A California mother is calling for nationwide action to bring her son home, and we spoke with her by phone.

Corporal Nick Moody, a 23-year old Nevada Army National Guardsman has been in an Abu Dhabi prison since the end of September. He and his family are still waiting for any word about his return.

Lorina Moody says she had no idea what happened until a call the next morning.

“I got a call from the U.S. Embassy in Abu Dhabi,” she said. “They assured me my son was fine, but that he’d been arrested.”

Arrested for what the United Arab Emirates called unauthorized contraband, a front grip and cleaning kit for a firearm, along with some other items he needed for his job as an armed guard for a private security contractor in Iraq. All items that are part of a firearm, but couldn’t create a weapon by themselves. Even so, it was enough for Corporal Moody to end up behind bars.

It wasn’t until 8 days after his arrest, Lorina finally heard from her son.

“The first things out of his mouth was, ‘could you please take these notes down,” she said. “‘I want to tell you exactly what I had in my possession.'”

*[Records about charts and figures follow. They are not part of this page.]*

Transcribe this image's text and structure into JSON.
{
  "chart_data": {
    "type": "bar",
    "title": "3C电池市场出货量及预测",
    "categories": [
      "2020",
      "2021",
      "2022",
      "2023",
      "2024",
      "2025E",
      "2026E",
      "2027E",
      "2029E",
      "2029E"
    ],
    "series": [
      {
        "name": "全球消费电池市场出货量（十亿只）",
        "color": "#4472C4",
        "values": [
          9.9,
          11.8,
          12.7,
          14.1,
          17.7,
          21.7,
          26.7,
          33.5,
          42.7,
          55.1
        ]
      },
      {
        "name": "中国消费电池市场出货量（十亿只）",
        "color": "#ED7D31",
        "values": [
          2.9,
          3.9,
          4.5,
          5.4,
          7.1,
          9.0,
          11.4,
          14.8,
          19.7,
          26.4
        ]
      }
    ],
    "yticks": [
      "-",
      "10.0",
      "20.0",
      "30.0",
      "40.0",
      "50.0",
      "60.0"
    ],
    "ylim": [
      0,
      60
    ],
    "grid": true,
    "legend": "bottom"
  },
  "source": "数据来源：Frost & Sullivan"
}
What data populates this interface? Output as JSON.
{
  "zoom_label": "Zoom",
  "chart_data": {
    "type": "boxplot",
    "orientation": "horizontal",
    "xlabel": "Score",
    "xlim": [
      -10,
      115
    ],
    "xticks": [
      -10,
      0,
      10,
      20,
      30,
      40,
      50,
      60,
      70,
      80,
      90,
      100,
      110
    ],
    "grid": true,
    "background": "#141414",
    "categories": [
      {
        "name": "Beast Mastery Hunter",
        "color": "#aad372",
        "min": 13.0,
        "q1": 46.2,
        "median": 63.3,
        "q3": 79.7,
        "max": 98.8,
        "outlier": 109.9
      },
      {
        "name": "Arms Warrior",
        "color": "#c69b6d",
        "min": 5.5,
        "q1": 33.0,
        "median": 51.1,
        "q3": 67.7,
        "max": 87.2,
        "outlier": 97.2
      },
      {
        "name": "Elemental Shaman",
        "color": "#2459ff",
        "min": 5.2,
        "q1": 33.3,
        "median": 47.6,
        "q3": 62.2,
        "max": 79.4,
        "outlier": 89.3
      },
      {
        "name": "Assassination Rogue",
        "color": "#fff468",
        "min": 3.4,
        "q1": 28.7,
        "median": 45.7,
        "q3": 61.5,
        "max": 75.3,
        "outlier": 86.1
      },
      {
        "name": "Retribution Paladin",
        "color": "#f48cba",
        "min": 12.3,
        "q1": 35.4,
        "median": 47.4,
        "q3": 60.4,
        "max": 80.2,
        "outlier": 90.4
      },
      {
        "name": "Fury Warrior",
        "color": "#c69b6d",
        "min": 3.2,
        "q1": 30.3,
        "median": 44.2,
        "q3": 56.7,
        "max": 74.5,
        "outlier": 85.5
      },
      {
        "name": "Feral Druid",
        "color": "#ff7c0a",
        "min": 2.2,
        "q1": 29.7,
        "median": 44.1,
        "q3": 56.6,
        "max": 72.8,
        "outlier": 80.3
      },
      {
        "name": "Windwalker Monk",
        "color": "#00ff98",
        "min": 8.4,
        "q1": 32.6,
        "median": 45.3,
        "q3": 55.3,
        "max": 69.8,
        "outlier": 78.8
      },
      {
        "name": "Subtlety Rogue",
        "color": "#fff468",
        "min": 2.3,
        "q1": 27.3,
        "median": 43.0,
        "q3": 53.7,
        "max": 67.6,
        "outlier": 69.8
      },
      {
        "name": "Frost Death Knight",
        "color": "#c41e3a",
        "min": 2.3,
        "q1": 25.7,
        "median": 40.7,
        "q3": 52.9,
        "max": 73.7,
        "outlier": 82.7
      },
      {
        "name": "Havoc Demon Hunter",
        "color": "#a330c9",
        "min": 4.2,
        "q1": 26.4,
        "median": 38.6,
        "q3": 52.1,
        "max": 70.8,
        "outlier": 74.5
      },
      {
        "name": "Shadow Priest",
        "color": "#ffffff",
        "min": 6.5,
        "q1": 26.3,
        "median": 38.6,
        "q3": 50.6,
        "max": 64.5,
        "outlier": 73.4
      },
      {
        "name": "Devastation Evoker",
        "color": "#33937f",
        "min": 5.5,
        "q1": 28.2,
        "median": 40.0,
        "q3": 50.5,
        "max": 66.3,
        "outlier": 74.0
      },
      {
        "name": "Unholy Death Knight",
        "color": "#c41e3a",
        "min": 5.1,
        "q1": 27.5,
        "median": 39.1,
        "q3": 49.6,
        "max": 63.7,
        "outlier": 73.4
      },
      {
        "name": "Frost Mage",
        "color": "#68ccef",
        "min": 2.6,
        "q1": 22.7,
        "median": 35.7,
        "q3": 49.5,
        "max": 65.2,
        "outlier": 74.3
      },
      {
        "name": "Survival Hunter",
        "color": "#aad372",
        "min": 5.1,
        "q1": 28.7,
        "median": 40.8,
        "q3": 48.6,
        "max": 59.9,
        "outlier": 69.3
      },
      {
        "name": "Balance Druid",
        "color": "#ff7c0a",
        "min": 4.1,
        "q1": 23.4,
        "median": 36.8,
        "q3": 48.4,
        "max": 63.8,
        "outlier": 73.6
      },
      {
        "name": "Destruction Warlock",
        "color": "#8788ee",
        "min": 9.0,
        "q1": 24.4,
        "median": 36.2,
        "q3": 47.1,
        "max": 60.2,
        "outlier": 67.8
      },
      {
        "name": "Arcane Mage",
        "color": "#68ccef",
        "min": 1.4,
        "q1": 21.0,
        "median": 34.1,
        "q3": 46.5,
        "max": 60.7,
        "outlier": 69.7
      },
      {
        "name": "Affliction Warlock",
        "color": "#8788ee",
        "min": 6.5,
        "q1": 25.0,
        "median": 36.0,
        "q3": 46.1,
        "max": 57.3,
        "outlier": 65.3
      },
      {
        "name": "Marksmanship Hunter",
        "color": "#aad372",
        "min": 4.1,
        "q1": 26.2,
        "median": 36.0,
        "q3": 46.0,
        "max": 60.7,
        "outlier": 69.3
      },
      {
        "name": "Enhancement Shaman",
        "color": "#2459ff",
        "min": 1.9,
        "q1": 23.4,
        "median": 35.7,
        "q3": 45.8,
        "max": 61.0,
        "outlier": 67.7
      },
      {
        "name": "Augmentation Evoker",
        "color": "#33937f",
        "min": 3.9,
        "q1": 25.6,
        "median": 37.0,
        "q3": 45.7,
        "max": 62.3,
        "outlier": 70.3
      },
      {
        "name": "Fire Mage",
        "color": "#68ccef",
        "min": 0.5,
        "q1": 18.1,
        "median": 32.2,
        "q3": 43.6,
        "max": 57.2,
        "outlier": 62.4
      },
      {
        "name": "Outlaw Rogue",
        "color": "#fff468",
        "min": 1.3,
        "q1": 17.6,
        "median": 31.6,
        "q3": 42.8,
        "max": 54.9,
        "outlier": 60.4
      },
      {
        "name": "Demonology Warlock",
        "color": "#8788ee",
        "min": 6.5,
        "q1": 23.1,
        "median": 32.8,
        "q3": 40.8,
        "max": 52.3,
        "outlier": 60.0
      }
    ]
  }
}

Since then, she’s talked to him for just eight or nine minutes every two weeks, always assured he’s safe and healthy, but never for sure just where his case is headed.

“My son has been sitting in a prison cell for over six weeks,” Lorina said. “There’s nothing I can do besides wait until he’s sentenced in another foreign country, that’s just not enough.”

The only hope she has is his sentencing is set for November 29th, exactly two months after he was first arrested.

Even that is reason for worry because the family can’t even find out what kind of sentencing he could face.

“I don’t know if he’s going to get to come home soon,” Lorina said. “I don’t know if I’m going to have to give up his apartment. I don’t know if I’m going to have to sell his possessions. I don’t know if I’m going to have to fly to United Arab Emirates. There are so many things I don’t have answers to, and I’m trying to get through it. I’m trying very hard to bring my son home.”

The attorney she hired there says, unless national attention is given to her son’s arrest, it’s likely things won’t change. So, Moody and her family have been trying every avenue like contacting the U.S. Embassy, local congressmen and other organizations for the last two months, but it’s something simply out of their realm, saying there’s limitations of what they could do.

So, now she’s going public, asking everyone to do what they can.